咸鏡北道羅先市(ハムギョンプクド、ナソンシ)の漁師、李ソンジュ氏は、党から指示が出されると「これはロシアのやつらのせいだ」と言って憤慨した。李氏は、一昨年まではよく稼ぐ漁師だった。自前のトロレギもあり、操業技術もよく、毎年1000ドル以上稼いだ。春と冬はタコとウニ、夏と秋はイカを獲る。いい大学を出た妻もいる。

命をかけた職業ではあるが、最近の北朝鮮で漁師ほど高所得の職業もない。韓国で言えば医師ほどの人気がある。北朝鮮の3大長者は、「幹部、漁師、未亡人」だそうだ。「未亡人」というのは、夫のいない女性たちのほうが、むしろ商売でお金をたくさん稼ぐという意味だ。

外国に、もっとも手軽に売れるのが水産物であることから、「北朝鮮の資本主義化」は漁業からまず始まった。1年の収入を左右するイカだけみても、ソウルで取り引きされる価格の30%ほどで売れる。収益の10%ほどを所属機関に納めるが、北朝鮮に、このレベルの収入をあげることができる職業はほとんどない。それに外貨稼ぎの各機関が互いに価格をつりあげて水産物を買っていく。そのため、漁師たちは花婿としても人気が高い。

そんな李氏の人生が、昨年「ロシアのやつら」のせいで狂った。7月にイカ釣りに出て、時化のためウラジオストクまで流されたが、ロシアでは彼をスパイのように扱った。「こんな船に乗って、どうやってここまで来たのか」とからかわれもした。
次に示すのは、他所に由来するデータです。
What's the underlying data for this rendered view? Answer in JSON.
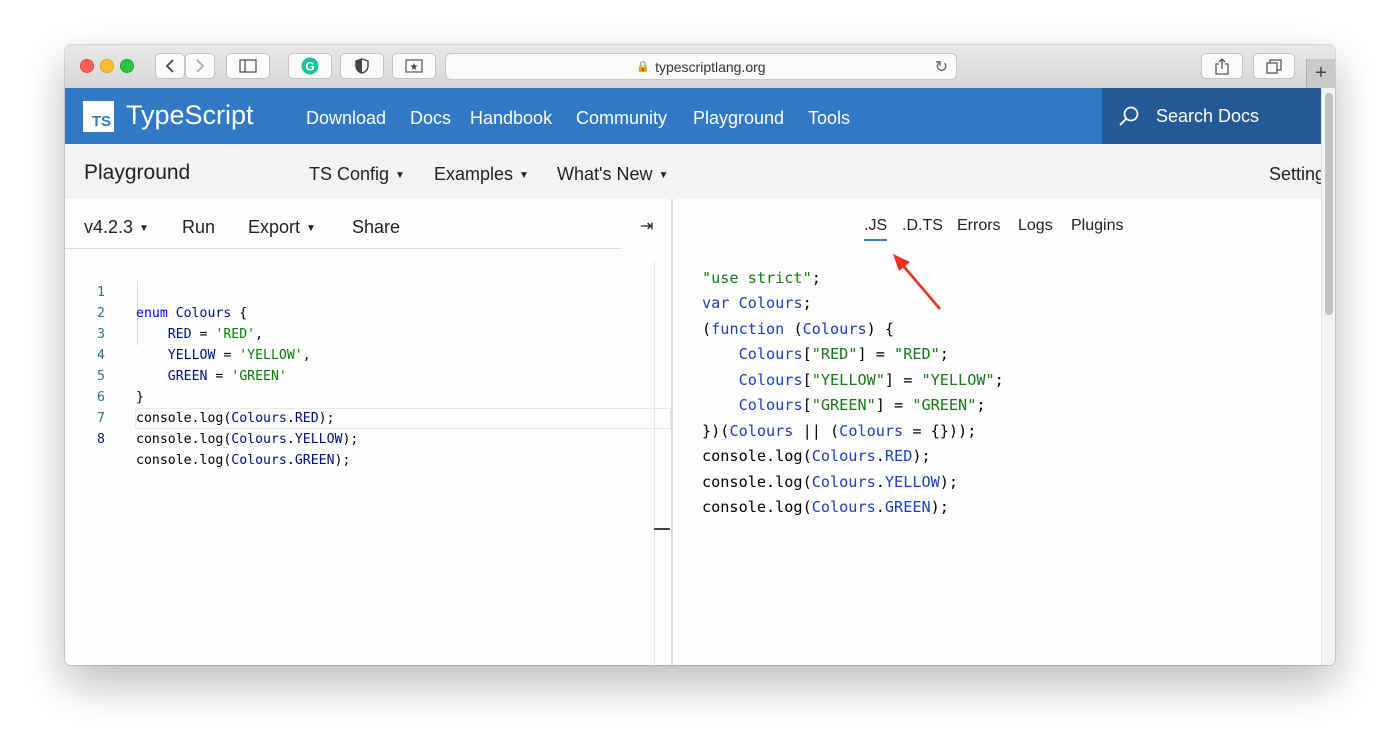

収容所へ行ったら、すでに数十人の北朝鮮の漁師が抑留されていた。

ロシアが抑留した猟師の名簿を渡すと、北朝鮮当局は家族に「ロシアに罰金50万ウォン(当時約200ドル)を払わなければならない」と通知した。李氏は家族が罰金を払った後に帰って来ることができた。

去年12月、李氏は北朝鮮の海岸警備隊がロシアの貨物船「テルネイ」号を領海侵犯の疑いで抑留したという話を聞いた。李氏は気分がよかった。「よくやった。俺たちと同じ目に合わせてやらなくちゃ」。

李氏は、新年早々からトロレギ禁止令が出されたのもロシアのせいだと思う。罪のない漁師たちがやられっぱなしなのは悔しいが、当分は櫓を漕いでタコを獲るしかない。